You need pandas and pycaret. Import them.

In [None]:
# DELETE

import pandas as pd
from pycaret.classification import *

## Step 2: Download and import data

Download the data from above and import as a pandas dataframe. It's also stored in the files-folder.

In [None]:
# DELETE

df = pd.read_csv('files/heart.csv')
df.head()

Look at the types. Make a list with all the column names that contain categorical features.

In [None]:
df.dtypes

In [None]:
# DELETE

cat_features = ['sex', 'cp', 'fbs', 'restecg', 'exang', 'thal']

## Step 3: Train and evaluate model

Setup and experiment first. Make sure to pass the list of catergorical features.

In [None]:
# DELETE

experiment = setup(df, target='target', categorical_features=cat_features)


Now the experiment is setup we can use it to compare the different models. Save the result in a variable!

In [None]:
# DELETE

best_model = compare_models()

## Step 4: Test model

Now that you have tested a lot of models, test the best model.
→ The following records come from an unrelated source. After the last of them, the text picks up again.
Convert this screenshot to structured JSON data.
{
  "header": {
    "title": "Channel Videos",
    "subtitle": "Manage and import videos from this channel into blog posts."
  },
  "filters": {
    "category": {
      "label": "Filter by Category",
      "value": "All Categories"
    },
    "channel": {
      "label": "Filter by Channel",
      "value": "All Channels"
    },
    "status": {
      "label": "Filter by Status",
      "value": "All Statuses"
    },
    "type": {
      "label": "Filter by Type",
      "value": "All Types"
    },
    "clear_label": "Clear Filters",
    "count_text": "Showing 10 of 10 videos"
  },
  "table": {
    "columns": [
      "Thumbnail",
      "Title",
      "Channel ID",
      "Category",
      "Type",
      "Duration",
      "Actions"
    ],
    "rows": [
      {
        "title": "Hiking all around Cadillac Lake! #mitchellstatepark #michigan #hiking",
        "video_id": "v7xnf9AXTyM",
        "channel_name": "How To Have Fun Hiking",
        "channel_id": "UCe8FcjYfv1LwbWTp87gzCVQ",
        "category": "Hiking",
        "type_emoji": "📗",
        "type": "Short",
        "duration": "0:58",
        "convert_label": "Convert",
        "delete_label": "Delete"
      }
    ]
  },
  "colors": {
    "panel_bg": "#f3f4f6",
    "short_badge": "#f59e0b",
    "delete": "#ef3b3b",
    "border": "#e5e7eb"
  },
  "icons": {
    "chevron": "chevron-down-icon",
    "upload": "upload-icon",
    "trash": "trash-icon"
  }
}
Use only the bottom five lines of the data to test on.

In [None]:
# DELETE

# predict_model(best_model, data=df.drop('target', axis=1).tail()) -> without the target column, so how you would normally use a model
predict_model(best_model, data=df.tail())

## Step 5: Save the model

In a pickle-file.

In [None]:
# DELETE

save_model(best_model, 'files/heart_model')

And you may feel bad for your teacher having to look all this up, but [don't](https://youtu.be/sL-4rWuEiVw?si=wr5YAFCrg1LlSkcP).